With nine retirements between 2020-2025, we have been hard at work on the crucial business of hiring. Next fall we’ll welcome Kathleen Belew, presently an Associate Professor at the University of Chicago, and Jeff Eden, Assistant Professor at St. Mary’s College, Maryland, to Harris Hall. Belew’s first book, Bring the War Home: The White Power Movement and Paramilitary America (Harvard University Press, 2018), established her as the foremost historian of the modern white power movement and – more broadly – as a major figure in recent American history. Eden is a specialist in the history of Russia/Soviet history as well as Central Asia with extraordinary range, both geographically and temporally. He is the author of two ground-breaking monographs: Slavery and Empire in Central Asia (Cambridge University Press, 2018) and God Save the USSR: Soviet Muslims and the Second World War (Oxford University Press, 2021). Our cherished colleague, Henry Binford, will be retiring this summer after nearly a half-century on the Northwestern faculty.
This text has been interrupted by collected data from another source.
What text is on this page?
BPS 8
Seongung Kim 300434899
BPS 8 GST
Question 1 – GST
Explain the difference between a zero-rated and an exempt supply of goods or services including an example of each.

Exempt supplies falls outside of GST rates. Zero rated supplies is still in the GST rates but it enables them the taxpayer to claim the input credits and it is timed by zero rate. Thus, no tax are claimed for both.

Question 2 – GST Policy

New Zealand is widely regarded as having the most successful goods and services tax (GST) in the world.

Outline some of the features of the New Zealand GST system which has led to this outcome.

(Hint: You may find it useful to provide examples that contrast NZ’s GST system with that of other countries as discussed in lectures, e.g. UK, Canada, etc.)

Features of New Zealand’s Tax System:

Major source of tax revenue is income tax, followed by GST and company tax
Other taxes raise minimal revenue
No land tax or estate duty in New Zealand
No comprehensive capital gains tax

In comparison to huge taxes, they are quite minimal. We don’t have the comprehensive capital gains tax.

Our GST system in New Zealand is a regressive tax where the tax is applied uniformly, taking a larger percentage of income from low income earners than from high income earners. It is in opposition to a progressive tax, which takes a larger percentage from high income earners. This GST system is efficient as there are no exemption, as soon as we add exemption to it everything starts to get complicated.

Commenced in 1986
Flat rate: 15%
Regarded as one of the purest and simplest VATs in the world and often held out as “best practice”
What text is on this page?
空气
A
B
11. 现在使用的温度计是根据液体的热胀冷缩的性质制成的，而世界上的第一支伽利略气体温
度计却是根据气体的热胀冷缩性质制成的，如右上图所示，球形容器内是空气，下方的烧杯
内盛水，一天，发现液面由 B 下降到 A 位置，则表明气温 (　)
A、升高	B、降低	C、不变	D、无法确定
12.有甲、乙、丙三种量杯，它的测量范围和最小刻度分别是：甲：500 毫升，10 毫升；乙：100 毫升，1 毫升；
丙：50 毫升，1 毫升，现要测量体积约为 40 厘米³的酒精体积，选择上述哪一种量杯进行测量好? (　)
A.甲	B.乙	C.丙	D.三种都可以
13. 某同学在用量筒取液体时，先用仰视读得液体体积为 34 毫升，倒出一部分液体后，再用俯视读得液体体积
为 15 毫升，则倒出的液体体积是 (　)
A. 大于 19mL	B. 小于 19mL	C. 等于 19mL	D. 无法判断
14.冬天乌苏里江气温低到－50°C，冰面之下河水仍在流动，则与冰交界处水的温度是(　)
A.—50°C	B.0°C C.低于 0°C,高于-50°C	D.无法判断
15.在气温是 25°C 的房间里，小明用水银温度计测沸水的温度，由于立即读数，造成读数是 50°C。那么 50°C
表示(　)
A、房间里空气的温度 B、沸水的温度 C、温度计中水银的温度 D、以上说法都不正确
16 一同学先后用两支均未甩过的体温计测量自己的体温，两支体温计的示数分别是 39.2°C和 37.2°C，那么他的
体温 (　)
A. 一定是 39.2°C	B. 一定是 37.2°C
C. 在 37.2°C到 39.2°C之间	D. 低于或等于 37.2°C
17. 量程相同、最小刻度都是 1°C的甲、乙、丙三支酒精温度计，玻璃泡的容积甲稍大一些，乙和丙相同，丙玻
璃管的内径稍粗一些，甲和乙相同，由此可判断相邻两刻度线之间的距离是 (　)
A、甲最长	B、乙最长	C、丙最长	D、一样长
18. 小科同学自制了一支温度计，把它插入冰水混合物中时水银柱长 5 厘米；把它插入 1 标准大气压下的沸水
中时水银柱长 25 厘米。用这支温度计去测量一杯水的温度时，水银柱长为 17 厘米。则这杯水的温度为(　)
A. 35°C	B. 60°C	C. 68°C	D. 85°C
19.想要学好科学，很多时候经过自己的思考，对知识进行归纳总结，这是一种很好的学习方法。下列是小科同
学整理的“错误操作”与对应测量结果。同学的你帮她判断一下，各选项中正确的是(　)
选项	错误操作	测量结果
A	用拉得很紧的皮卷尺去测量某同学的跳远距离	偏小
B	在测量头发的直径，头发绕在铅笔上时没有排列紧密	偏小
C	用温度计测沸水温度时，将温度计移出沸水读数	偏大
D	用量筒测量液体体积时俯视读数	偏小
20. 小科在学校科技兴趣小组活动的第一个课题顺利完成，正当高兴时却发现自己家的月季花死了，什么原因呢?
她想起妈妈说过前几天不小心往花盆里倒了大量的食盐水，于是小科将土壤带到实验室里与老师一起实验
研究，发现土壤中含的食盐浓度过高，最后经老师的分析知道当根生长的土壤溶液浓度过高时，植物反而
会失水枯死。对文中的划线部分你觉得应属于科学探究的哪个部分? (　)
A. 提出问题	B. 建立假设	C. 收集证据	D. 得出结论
We will miss him immensely and hope to persuade him to return to offer the occasional class. We have inaugurated the Binford Prize, awarded to the group of teaching assistants who best exemplify Henry’s commitment both to distinction and teamwork in teaching. We also salute our colleague, Richard Kieckhefer, the John Evans Emeritus Professor of Religious Studies, who has been a valued member of the History Department.
This year, we’ve been especially grateful for the herculean work of the History Department’s Business Administrator, Annerys Cano, who because of staff departures, has at times been doing three jobs at once. We’re very glad to welcome Julie Hoather, the new Graduate Coordinator, and Gloria Hernandez, the new Undergraduate Program Assistant, to our midst, and thank Alison Witt-Janssen for her work on this newsletter and the departmental website. And, as ever, I send hearty thanks to our devoted friends and alumni supporters. We were thrilled by Dan Linzer’s gift in honor of his father, Aaron Hochstein, as well as by the generosity of Barbara Posadas and Roland Guyotte’s Endowment. Your contributions have made it possible for the Department to offer two additional teaching post-docs to our new Ph.D.s, which have provided opportunities for talented historians to enrich our undergraduate curriculum as they seek permanent employment. On that score, you’ll see more good news from the Graduate program, here. We raise our glass to new beginnings and with gratitude for our friends.